Quick Overview: Chondestes Grammacus – Lark Sparrow
Body size: Around 5.75-6.75in (15-17cm) and a weight of 28 g (1 oz)
Main colors: White, Gray-brown, Black, Chestnut, Brown
Range: South and West United States
Migratory Bird: Yes
Best time of the year to see in the U.S.: January, February, June, July, August, September, December
Conservation Status: Least Concern
Lark sparrow Description
The Lark Sparrow has bold features that set it apart from other sparrows. In-flight, the long tail’s white triangles stand out. Gray-brown rump, with dark streaks on back. The clear, white breast has a striking black dot. The alternating chestnut, white, and blackhead pattern is distinctive. The head is chestnut with a white stripe. First-winter birds have the same pattern, but the cheek and head patches are gray-brown rather than chestnut.
These birds have a length of 5.75-6.75in (15-17cm) and a weight of 28 g (1 oz). Their wings could range from 10.5-11 in (27-28 cm).
Mostly seeds and bugs During the winter, it feeds on grass and weed seeds as well as waste grain. Eats grasshoppers, beetles, caterpillars, and other insects, especially in the summer. Young are fed insects and grass seeds.
Lark Sparrows prefer grasslands with scattered shrubs in the shrub-steppe zone. They are often found in degraded shrub-steppe, open forests, and grasslands.
The Lark Sparrow hops or walks on the ground. When disturbed, it flies to a fence or low branch. The male sings loudly from an exposed perch near a wooded area. He struts back and forth in front of the female, pointing his beak upward, spreads his tail, and flaps his wings. During mating, the male often passes a twig to the female. They migrate in flocks of Lark Sparrows or mixed flocks of sparrows.

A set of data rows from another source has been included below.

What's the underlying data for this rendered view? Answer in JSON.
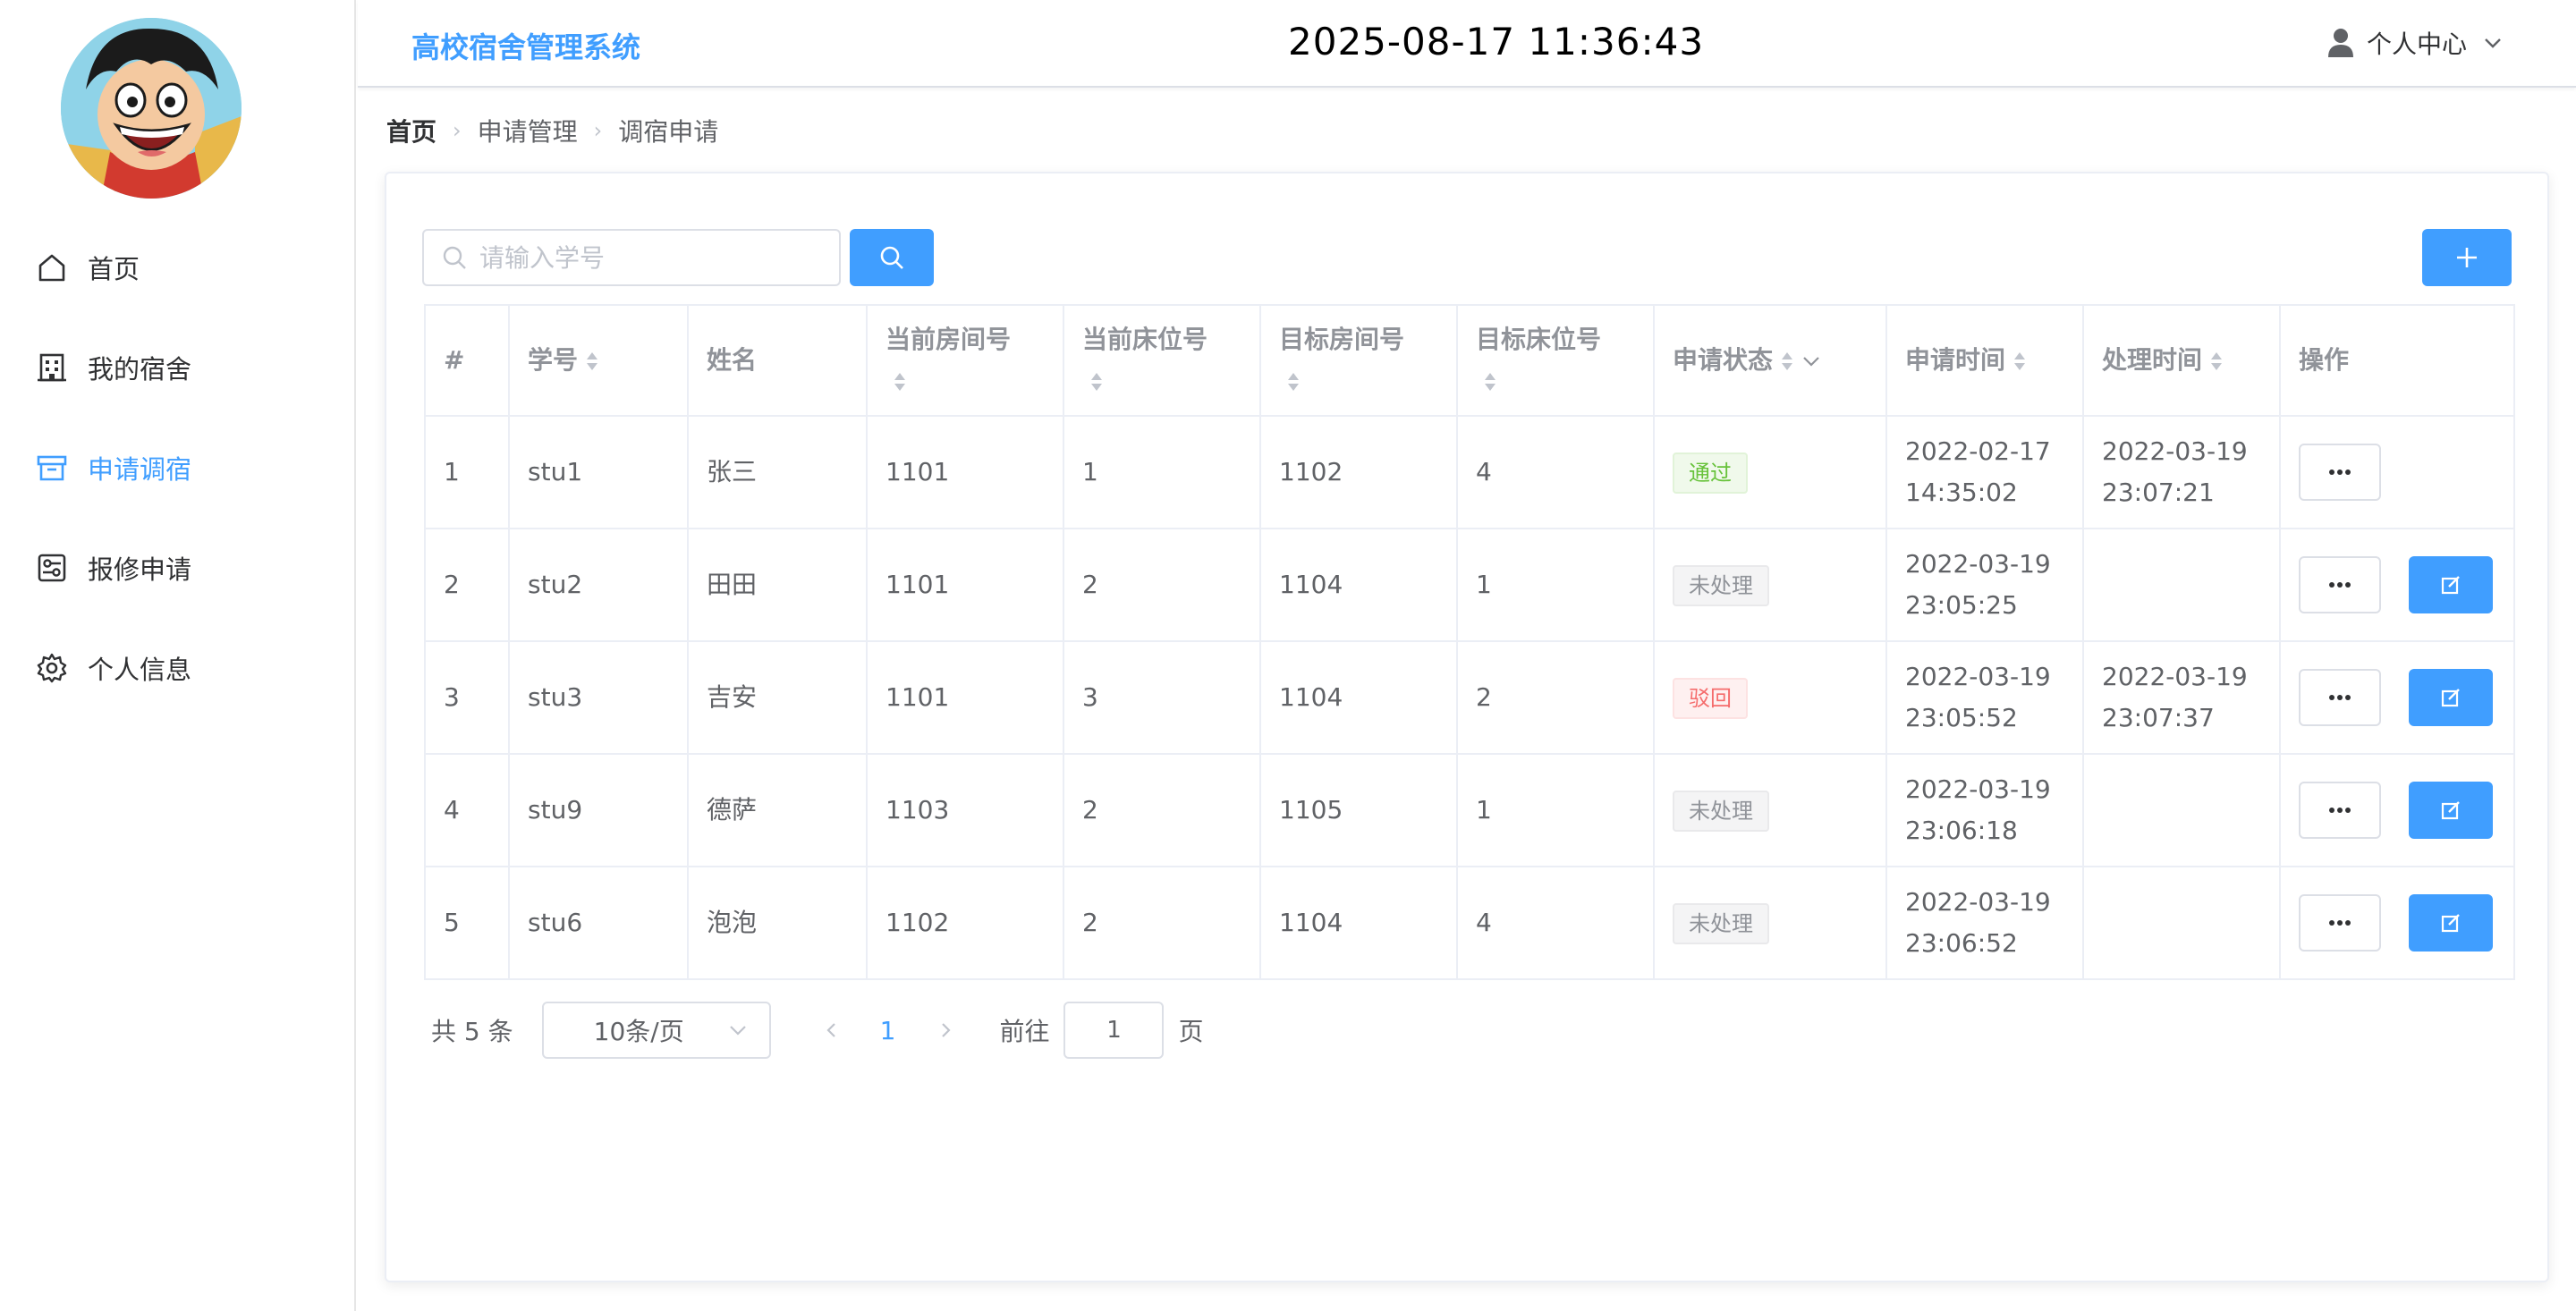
{
  "header": {
    "app_title": "高校宿舍管理系统",
    "clock": "2025-08-17 11:36:43",
    "user_menu_label": "个人中心"
  },
  "sidebar": {
    "items": [
      {
        "label": "首页",
        "icon": "home-icon",
        "active": false
      },
      {
        "label": "我的宿舍",
        "icon": "building-icon",
        "active": false
      },
      {
        "label": "申请调宿",
        "icon": "box-icon",
        "active": true
      },
      {
        "label": "报修申请",
        "icon": "repair-icon",
        "active": false
      },
      {
        "label": "个人信息",
        "icon": "gear-icon",
        "active": false
      }
    ]
  },
  "breadcrumb": [
    "首页",
    "申请管理",
    "调宿申请"
  ],
  "search": {
    "placeholder": "请输入学号",
    "value": ""
  },
  "table": {
    "headers": {
      "index": "#",
      "stu_no": "学号",
      "name": "姓名",
      "cur_room": "当前房间号",
      "cur_bed": "当前床位号",
      "target_room": "目标房间号",
      "target_bed": "目标床位号",
      "status": "申请状态",
      "apply_time": "申请时间",
      "handle_time": "处理时间",
      "ops": "操作"
    },
    "rows": [
      {
        "index": "1",
        "stu_no": "stu1",
        "name": "张三",
        "cur_room": "1101",
        "cur_bed": "1",
        "target_room": "1102",
        "target_bed": "4",
        "status": "通过",
        "status_type": "success",
        "apply_date": "2022-02-17",
        "apply_clock": "14:35:02",
        "handle_date": "2022-03-19",
        "handle_clock": "23:07:21",
        "editable": false
      },
      {
        "index": "2",
        "stu_no": "stu2",
        "name": "田田",
        "cur_room": "1101",
        "cur_bed": "2",
        "target_room": "1104",
        "target_bed": "1",
        "status": "未处理",
        "status_type": "info",
        "apply_date": "2022-03-19",
        "apply_clock": "23:05:25",
        "handle_date": "",
        "handle_clock": "",
        "editable": true
      },
      {
        "index": "3",
        "stu_no": "stu3",
        "name": "吉安",
        "cur_room": "1101",
        "cur_bed": "3",
        "target_room": "1104",
        "target_bed": "2",
        "status": "驳回",
        "status_type": "danger",
        "apply_date": "2022-03-19",
        "apply_clock": "23:05:52",
        "handle_date": "2022-03-19",
        "handle_clock": "23:07:37",
        "editable": true
      },
      {
        "index": "4",
        "stu_no": "stu9",
        "name": "德萨",
        "cur_room": "1103",
        "cur_bed": "2",
        "target_room": "1105",
        "target_bed": "1",
        "status": "未处理",
        "status_type": "info",
        "apply_date": "2022-03-19",
        "apply_clock": "23:06:18",
        "handle_date": "",
        "handle_clock": "",
        "editable": true
      },
      {
        "index": "5",
        "stu_no": "stu6",
        "name": "泡泡",
        "cur_room": "1102",
        "cur_bed": "2",
        "target_room": "1104",
        "target_bed": "4",
        "status": "未处理",
        "status_type": "info",
        "apply_date": "2022-03-19",
        "apply_clock": "23:06:52",
        "handle_date": "",
        "handle_clock": "",
        "editable": true
      }
    ]
  },
  "pagination": {
    "total": "共 5 条",
    "page_size": "10条/页",
    "current_page": "1",
    "goto_label": "前往",
    "goto_value": "1",
    "goto_suffix": "页"
  },
  "colors": {
    "accent": "#409eff",
    "success": "#67c23a",
    "danger": "#f56c6c",
    "info": "#909399"
  }
}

Chondestes grammacus Scientific Classification
- Kingdom: Animalia
- Phylum: Chordata
- Subphylum: Chelicerata
- Class: Aves
- Order: Passeriformes
- Family: Passerellidae
- Genus: Chondestes
- Species: Chondestes grammacus
Best time of the year to see
During winter in the southern part United States. During summer in the West and the Central United States.
Distribution of the Lark sparrow in the USA
The Lark Sparrow is found throughout the contiguous United States, except for the east coast and a small area in the northwest. The Lark Sparrow is found in much of Mexico and central-southern Canada. During the breeding season, they migrate north, and during the winter, they migrate south.

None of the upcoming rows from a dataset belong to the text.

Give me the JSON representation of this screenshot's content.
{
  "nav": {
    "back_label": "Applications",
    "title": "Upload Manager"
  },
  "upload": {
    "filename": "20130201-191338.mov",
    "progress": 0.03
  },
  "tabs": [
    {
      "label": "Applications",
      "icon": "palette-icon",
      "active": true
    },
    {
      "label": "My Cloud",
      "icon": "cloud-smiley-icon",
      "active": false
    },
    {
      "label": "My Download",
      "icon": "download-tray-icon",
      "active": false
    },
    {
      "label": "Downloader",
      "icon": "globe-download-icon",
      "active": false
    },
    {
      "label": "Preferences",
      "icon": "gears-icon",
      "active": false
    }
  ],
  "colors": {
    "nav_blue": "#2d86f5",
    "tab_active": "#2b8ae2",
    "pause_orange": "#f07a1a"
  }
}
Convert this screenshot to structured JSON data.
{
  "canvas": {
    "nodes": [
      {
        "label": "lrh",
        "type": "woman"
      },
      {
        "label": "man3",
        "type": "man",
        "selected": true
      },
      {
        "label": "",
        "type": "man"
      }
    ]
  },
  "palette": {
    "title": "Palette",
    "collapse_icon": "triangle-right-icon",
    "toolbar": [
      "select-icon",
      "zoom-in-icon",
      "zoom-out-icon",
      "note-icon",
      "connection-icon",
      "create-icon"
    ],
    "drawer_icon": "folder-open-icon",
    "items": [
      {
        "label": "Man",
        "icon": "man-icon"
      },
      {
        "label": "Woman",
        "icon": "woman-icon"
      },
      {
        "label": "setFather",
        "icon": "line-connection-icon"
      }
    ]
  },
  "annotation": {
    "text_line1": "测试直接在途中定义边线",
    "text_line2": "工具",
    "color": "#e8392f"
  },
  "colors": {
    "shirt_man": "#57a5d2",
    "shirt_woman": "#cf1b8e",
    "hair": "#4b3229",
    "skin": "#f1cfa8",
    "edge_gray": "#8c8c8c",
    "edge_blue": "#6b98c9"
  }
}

The Lark Sparrow can be found in the following states in the United States – Alabama, Alaska, Arizona, Arkansas, California, Colorado, Hawaii, Idaho, Illinois, Indiana, Iowa, Kansas, Kentucky, Louisiana, Michigan, Minnesota, Mississippi, Missouri, Montana, Nebraska, Nevada, New Mexico, North Dakota, Ohio, Oklahoma, Oregon, South Dakota, Tennessee, Texas, Utah, Washington, Wisconsin, and Wyoming.